Sounds dirty to me. Maybe some good air tool oil will help!


----------



## 89yt12

yea i have adjusted the tq setting

another quick ??????

the oil fill thats on the side of the impact, is that the same as puttin oil in the inlet or is it like a oil bath????


----------



## 89yt12

its a small pic, if needed i can post a pic of mine

http://us.st11.yimg.com/us.st.yimg.com/I/yhst-62249272092181_1912_40036284


----------



## tractornut

i believe that on yours it may be a separate oil location to make sure oil gets supplied to the internal bearings and bushings. since the adjustment knob didn't do anything to help i'm thinking that either like sonny said its got dirt inside first place to check is the screen that is in the air inlet (where the fitting threads in) or that it has a bad o-ring internally


----------



## SonnyT

Not sure about the side oil port, I would put some in the Inlet and try it. Might get a little messy, but it will cleanup and might just make it work better.


----------



## 89yt12

ill look at it better this weekend, i always put oil in the inlet, ill tell yall what it turns out to be


----------



## SonnyT

Well, how did it go. Is it fixed or in the trash? Just curious.


----------



## tractornut

SonnyT said:


> Well, how did it go. Is it fixed or in the trash? Just curious.


 i was wondering that too


----------



## 89yt12

havent had use for it yet, what is a good thing, means i been relaxin 

next time i go to use it im going to check it out


----------



## bmwe0692

Inquiring minds want to know! Whats the status?

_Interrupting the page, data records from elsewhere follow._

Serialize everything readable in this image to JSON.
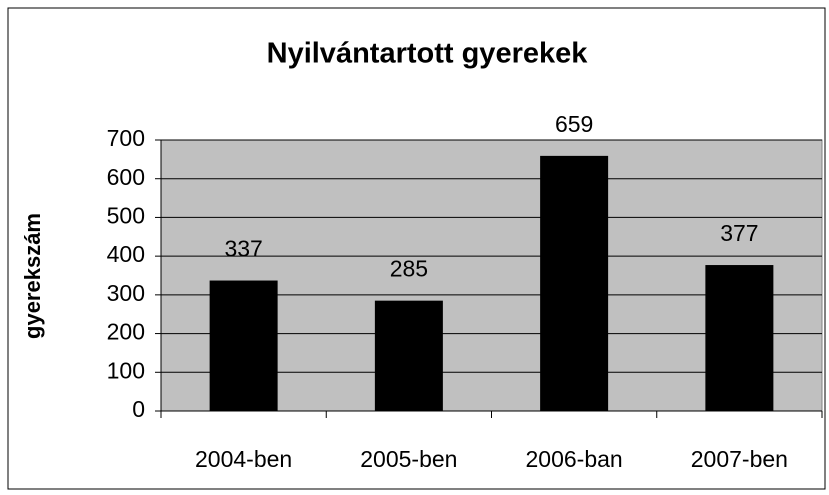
{
  "chart_data": {
    "type": "bar",
    "title": "Nyilvántartott gyerekek",
    "y_label": "gyerekszám",
    "categories": [
      "2004-ben",
      "2005-ben",
      "2006-ban",
      "2007-ben"
    ],
    "values": [
      337,
      285,
      659,
      377
    ],
    "color": "#000000",
    "plot_background": "#c0c0c0",
    "ylim": [
      0,
      700
    ],
    "yticks": [
      0,
      100,
      200,
      300,
      400,
      500,
      600,
      700
    ],
    "grid": true,
    "data_labels": true
  }
}
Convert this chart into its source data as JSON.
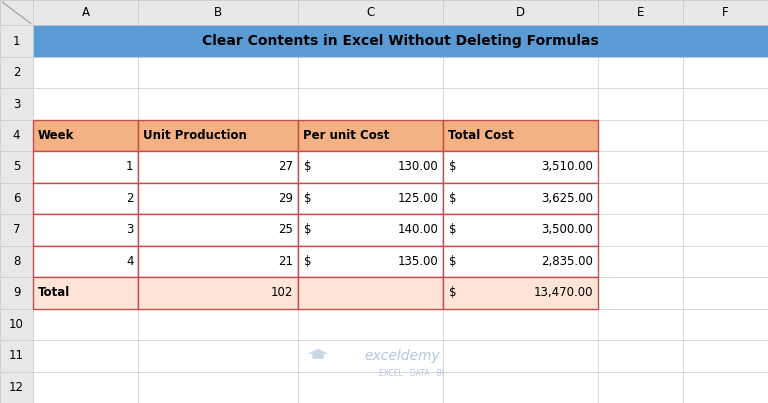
{
  "title": "Clear Contents in Excel Without Deleting Formulas",
  "title_bg": "#5B9BD5",
  "header_bg": "#F4B183",
  "data_bg": "#FFFFFF",
  "total_row_bg": "#FCE4D6",
  "row_header_bg": "#E8E8E8",
  "col_header_bg": "#E8E8E8",
  "spreadsheet_bg": "#FFFFFF",
  "outer_bg": "#C8C8C8",
  "col_headers": [
    "A",
    "B",
    "C",
    "D",
    "E",
    "F"
  ],
  "row_headers": [
    "1",
    "2",
    "3",
    "4",
    "5",
    "6",
    "7",
    "8",
    "9",
    "10",
    "11",
    "12"
  ],
  "table_headers": [
    "Week",
    "Unit Production",
    "Per unit Cost",
    "Total Cost"
  ],
  "per_unit_values": [
    "130.00",
    "125.00",
    "140.00",
    "135.00"
  ],
  "total_cost_values": [
    "3,510.00",
    "3,625.00",
    "3,500.00",
    "2,835.00"
  ],
  "week_values": [
    "1",
    "2",
    "3",
    "4"
  ],
  "unit_prod_values": [
    "27",
    "29",
    "25",
    "21"
  ],
  "total_unit": "102",
  "total_cost_total": "13,470.00",
  "logo_text": "exceldemy",
  "logo_subtext": "EXCEL · DATA · BI",
  "logo_color": "#A8BED4",
  "table_border_color": "#C0504D",
  "grid_border_color": "#CCCCCC",
  "num_rows": 12,
  "num_data_cols": 6
}
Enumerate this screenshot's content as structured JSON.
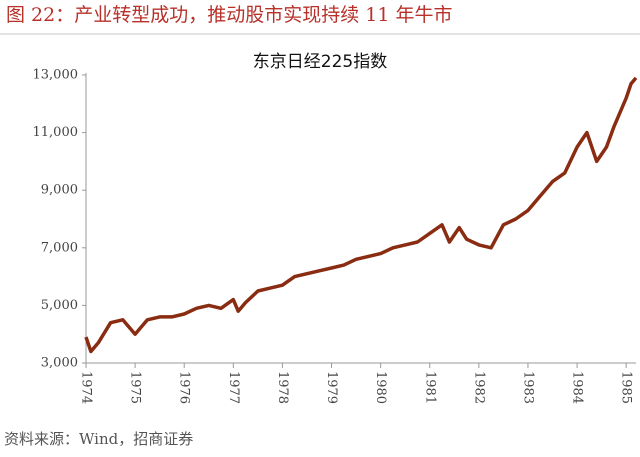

Worked or it's a boat
anchor?

T.J.


----------



## 89yt12

LOL

i been so busy messing with my CB radios i havent even thought to play in the garage any


----------



## 89yt12

ok intake screen was a little dirty and there was some trash on the ball bearing that stops the air flow (i guess) at the inlet also, seems to spin faster, but not perfect yet, guess ill have to look farther into it


----------



## 89yt12

PARTY TIME!!!!!!!!!

its as good as new now, strog like the ox, it was the 4 bolts on the back that hold the back plate on were loose


----------



## SonnyT




----------



## tractornut

glad it was an easy fix


----------



## 89yt12

wish i noticed it a long time ago


----------